須磨

 身から出た錆とはいえ、朧月夜の尚侍との情事が露見してからというもの、光源氏には冷たい視線、あからさまな侮蔑が浴びせられるようになった。君主に差し上げられる予定の女性に手を付けたのみならず、差し上げられた後でも密会していたのだ。(ちなみに藤壺の女御とも密会していたので、初犯ではないのだが、ばれたのはこれが初だった。)かばってくれる帝はいない。今の帝は、光源氏の腹違いの兄である。その母親は「こんなきれいな子は早く死ぬんだよ。」といつも光源氏のあらを探し、いじめたくていじめたくてたまらなかった弘徽殿の女御である。光源氏をいじめる気でいる人間が権力者の地位についているのに、盾になるはずの左大臣は政治の逆風を見て、役職を下りてしまった。今は雌伏の時と見たのである。そして、光源氏が自分で乗り切るのに任せた。息子たちもまだ大臣ではない。中流の地位ながら戦っているが、それも傍観して特に何もしなかった。いつまでも続くわけではない。次の帝は藤壺の女御の息子(実は帝ではなく光源氏の息子)が帝位につくのだから、それまでの辛抱だった。今しか見えない人間が、光源氏を見捨てて弘徽殿の女御につくのだ。光源氏の天下がいずれ来ることは、左大臣には自明のことだった。彼は娘亡きあとも光源氏をないがしろにはしなかった。忘れ形見の息子も、将来一族を背負って立つ人間として、大事に育てていた。夕霧は左大臣家の息子であり、光源氏はただの生物学上の父親である。

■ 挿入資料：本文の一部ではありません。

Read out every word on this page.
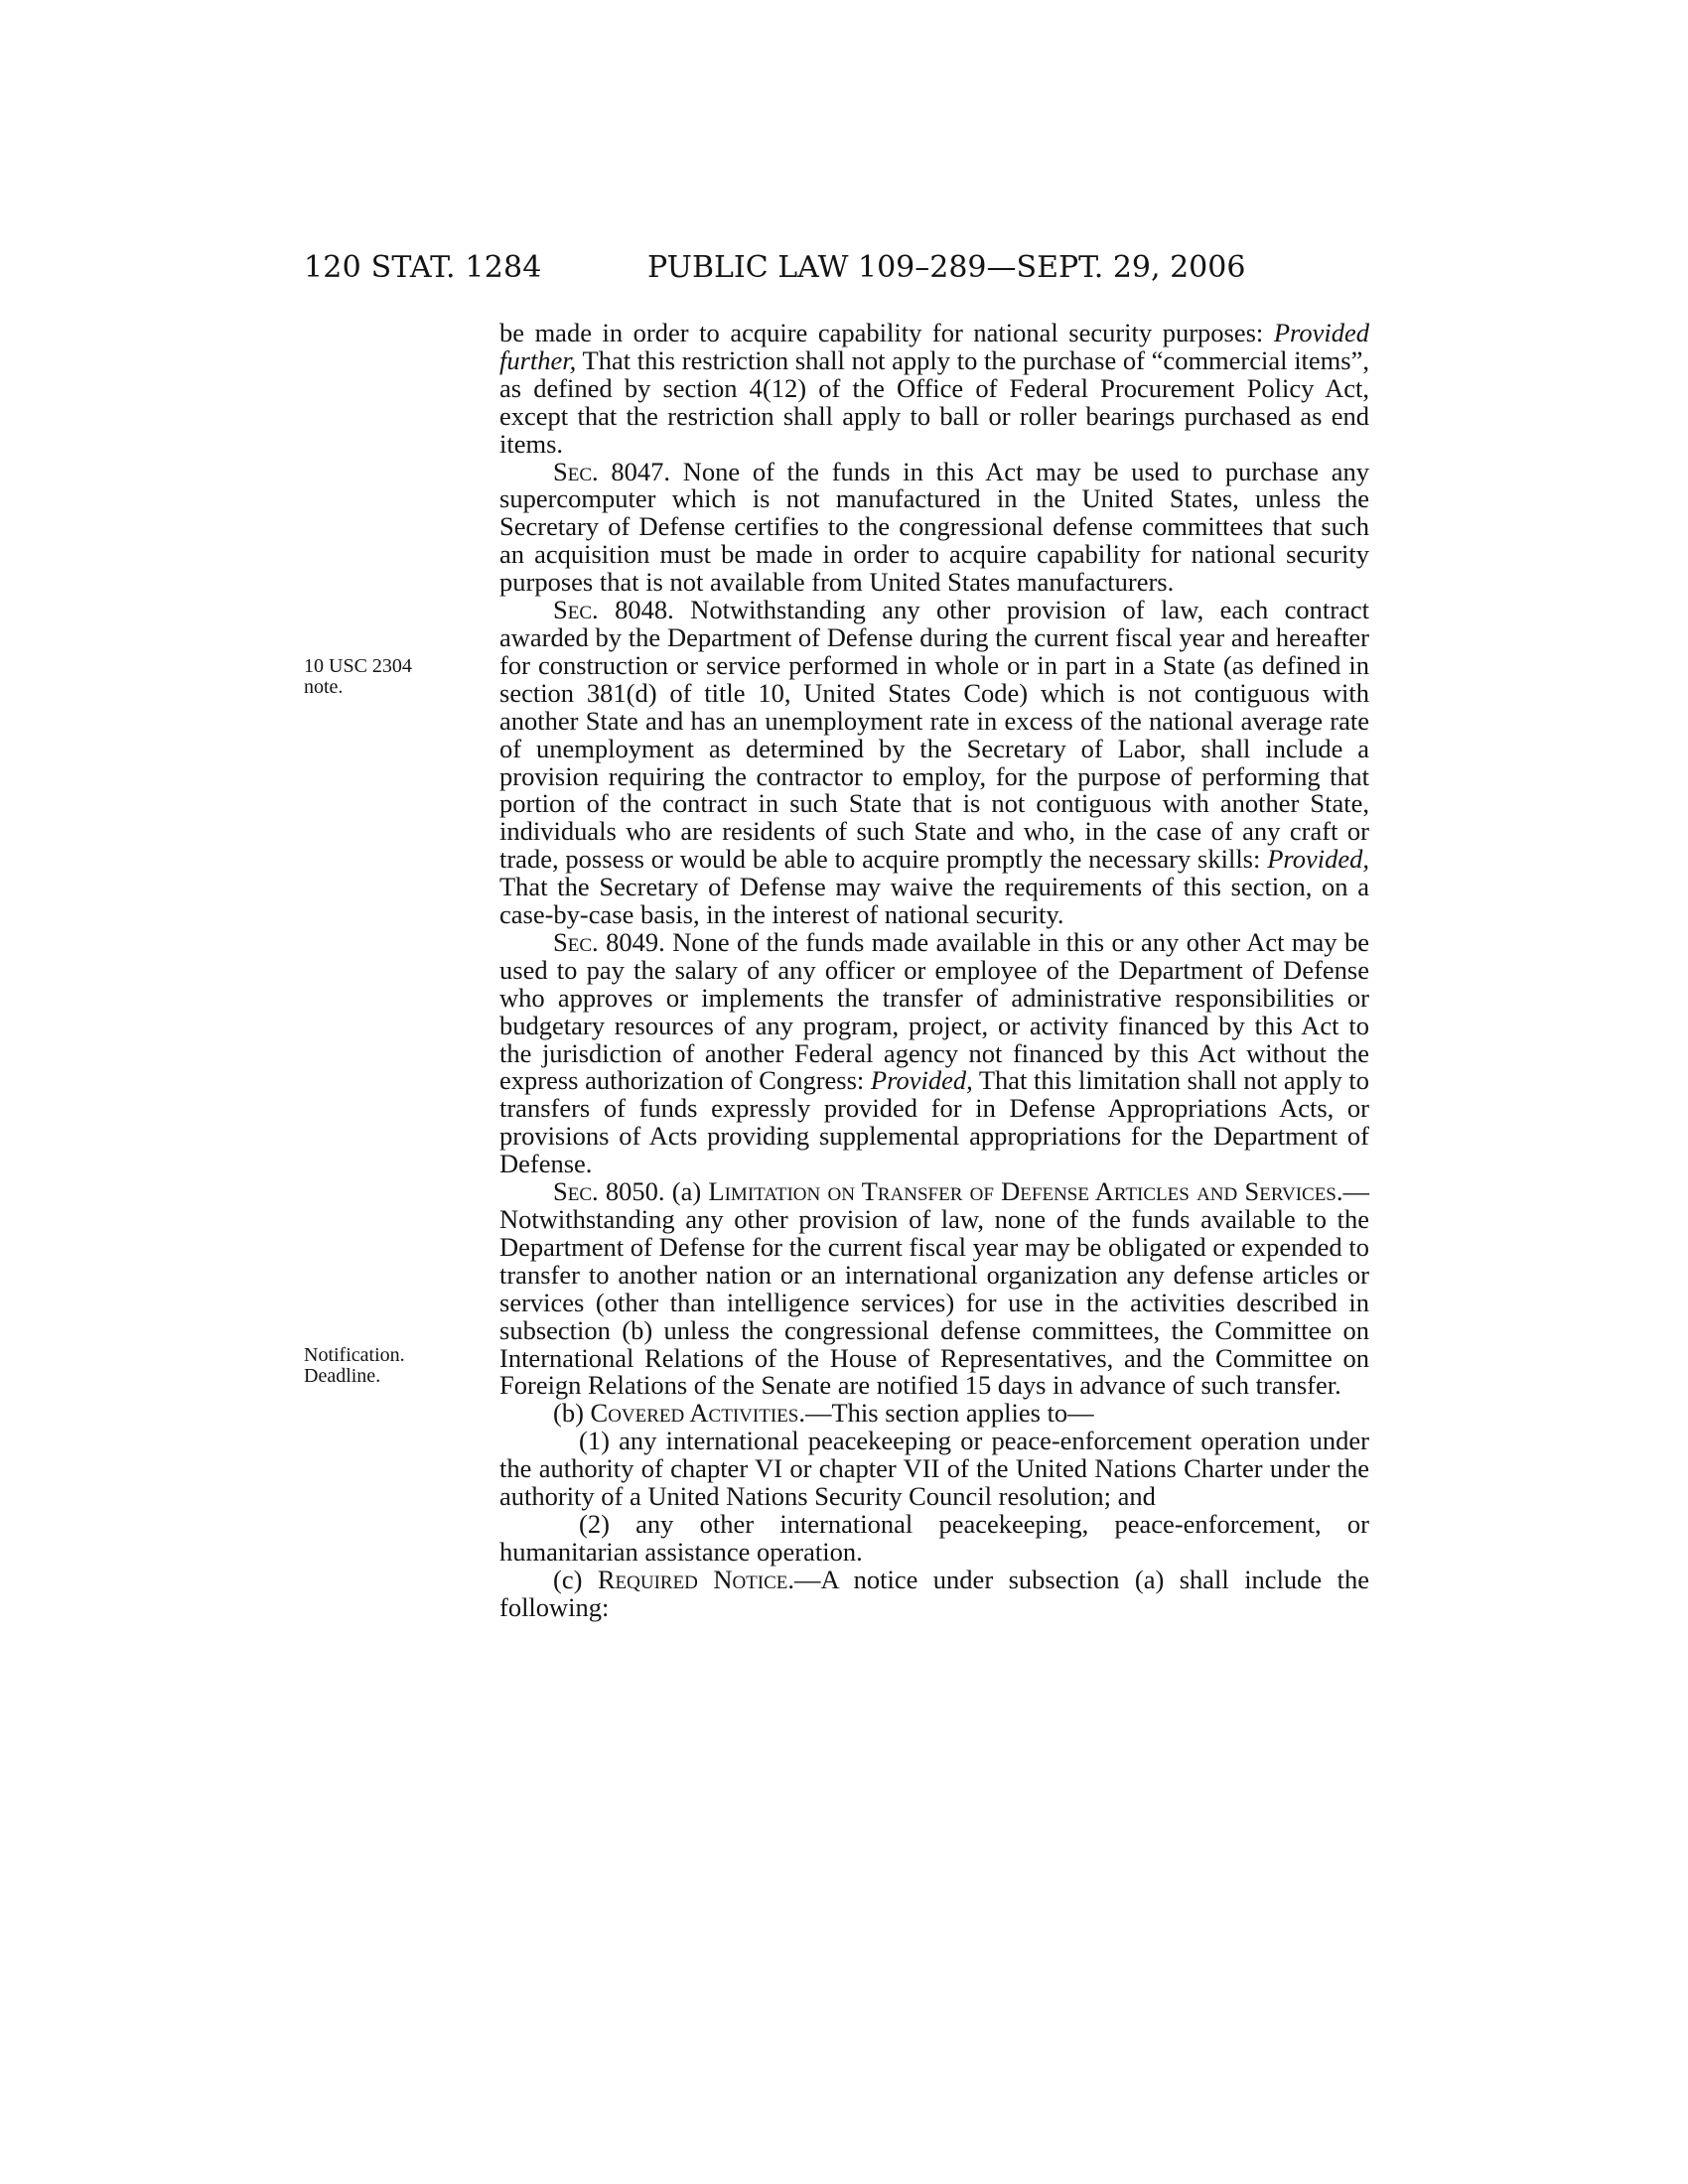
120 STAT. 1284	PUBLIC LAW 109–289—SEPT. 29, 2006
10 USC 2304
note.
Notification.
Deadline.

be made in order to acquire capability for national security purposes: Provided further, That this restriction shall not apply to the purchase of “commercial items”, as defined by section 4(12) of the Office of Federal Procurement Policy Act, except that the restriction shall apply to ball or roller bearings purchased as end items.

Sec. 8047. None of the funds in this Act may be used to purchase any supercomputer which is not manufactured in the United States, unless the Secretary of Defense certifies to the congressional defense committees that such an acquisition must be made in order to acquire capability for national security purposes that is not available from United States manufacturers.

Sec. 8048. Notwithstanding any other provision of law, each contract awarded by the Department of Defense during the current fiscal year and hereafter for construction or service performed in whole or in part in a State (as defined in section 381(d) of title 10, United States Code) which is not contiguous with another State and has an unemployment rate in excess of the national average rate of unemployment as determined by the Secretary of Labor, shall include a provision requiring the contractor to employ, for the purpose of performing that portion of the contract in such State that is not contiguous with another State, individuals who are residents of such State and who, in the case of any craft or trade, possess or would be able to acquire promptly the necessary skills: Provided, That the Secretary of Defense may waive the requirements of this section, on a case-by-case basis, in the interest of national security.

Sec. 8049. None of the funds made available in this or any other Act may be used to pay the salary of any officer or employee of the Department of Defense who approves or implements the transfer of administrative responsibilities or budgetary resources of any program, project, or activity financed by this Act to the jurisdiction of another Federal agency not financed by this Act without the express authorization of Congress: Provided, That this limitation shall not apply to transfers of funds expressly provided for in Defense Appropriations Acts, or provisions of Acts providing supplemental appropriations for the Department of Defense.

Sec. 8050. (a) Limitation on Transfer of Defense Articles and Services.—Notwithstanding any other provision of law, none of the funds available to the Department of Defense for the current fiscal year may be obligated or expended to transfer to another nation or an international organization any defense articles or services (other than intelligence services) for use in the activities described in subsection (b) unless the congressional defense committees, the Committee on International Relations of the House of Representatives, and the Committee on Foreign Relations of the Senate are notified 15 days in advance of such transfer.

(b) Covered Activities.—This section applies to—

(1) any international peacekeeping or peace-enforcement operation under the authority of chapter VI or chapter VII of the United Nations Charter under the authority of a United Nations Security Council resolution; and

(2) any other international peacekeeping, peace-enforcement, or humanitarian assistance operation.

(c) Required Notice.—A notice under subsection (a) shall include the following:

 そこにこの不始末である。この逆風下で乗り切れるわけがなかった。いつもは「気づかないふり」で乗り切るのだが、逆風下で不始末を起こしたので無理だった。なぜこうなると分かっていてあの朧月夜の尚侍に手を出したのか、光源氏は分からなくなっていた。たしかに美人で性格も上々だが、たぶん、藤壺の女御をあからさまに足蹴にしていた弘徽殿の女御のことが本当に気に食わなくて、こけにしてやりたかったのだ。それにしても馬鹿な真似をしたものだ。

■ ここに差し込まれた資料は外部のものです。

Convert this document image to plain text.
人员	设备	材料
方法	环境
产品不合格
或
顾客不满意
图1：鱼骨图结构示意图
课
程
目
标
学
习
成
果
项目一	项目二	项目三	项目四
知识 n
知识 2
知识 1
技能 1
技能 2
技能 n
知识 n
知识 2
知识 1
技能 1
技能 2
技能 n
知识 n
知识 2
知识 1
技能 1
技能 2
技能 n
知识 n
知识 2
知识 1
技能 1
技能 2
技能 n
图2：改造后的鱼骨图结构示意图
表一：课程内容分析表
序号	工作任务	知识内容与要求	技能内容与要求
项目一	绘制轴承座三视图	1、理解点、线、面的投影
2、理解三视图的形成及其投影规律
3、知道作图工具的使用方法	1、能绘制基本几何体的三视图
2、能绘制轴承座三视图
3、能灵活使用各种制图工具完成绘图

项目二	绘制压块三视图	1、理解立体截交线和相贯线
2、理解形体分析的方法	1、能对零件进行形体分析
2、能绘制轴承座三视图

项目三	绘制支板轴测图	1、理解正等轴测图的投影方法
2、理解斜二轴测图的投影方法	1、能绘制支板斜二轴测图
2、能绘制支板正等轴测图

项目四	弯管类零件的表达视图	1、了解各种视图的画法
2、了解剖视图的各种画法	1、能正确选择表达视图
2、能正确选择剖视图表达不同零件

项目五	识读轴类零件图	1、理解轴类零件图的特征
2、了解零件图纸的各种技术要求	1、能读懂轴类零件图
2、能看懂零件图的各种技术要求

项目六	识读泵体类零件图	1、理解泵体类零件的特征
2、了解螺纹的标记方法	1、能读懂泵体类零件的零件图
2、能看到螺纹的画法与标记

 あれこれ考えた末、光源氏は自分で謹慎することにした。すでに流罪になっていたら流罪にできない。都から遠く離れて、自分で自分を流罪にするのだ。その時思い出したのは、明石である。「身分の高い方と結婚しなければ娘は身投げさせる」と広言する父親が大事に育てている姫君のいる場所だ。かつて聞いた話が、漠然といつも頭にあった。教養のある女性のいないところに行くのは味気なさすぎるが、かといって人の往来の繁き所では誰も謹慎とは思わないだろう。文化人にとって、話の合う都人もみやびやかな建物も物資もない鄙びた田舎で暮らすことは、耐えがたいことなのだ。面白い姫君でもいるのでなければ。


「須磨に向かうことにする。昔は栄えていたらしいが、今は海女の家もまばらだそうだ。それに都からそれほど離れてはいない。便りを聞くことができる。」

 光源氏は腹心の部下たちに伝えた。一番の腹心の惟光は、すでに受領の職を得て国に下っていたので、そのほかの部下たちである。惟光は、光源氏の影響力が衰える前に、うまく職をつかんでいた。そして光源氏に取ったらよんどころない事情により、一番頼れる部下が近くにいないということでもある。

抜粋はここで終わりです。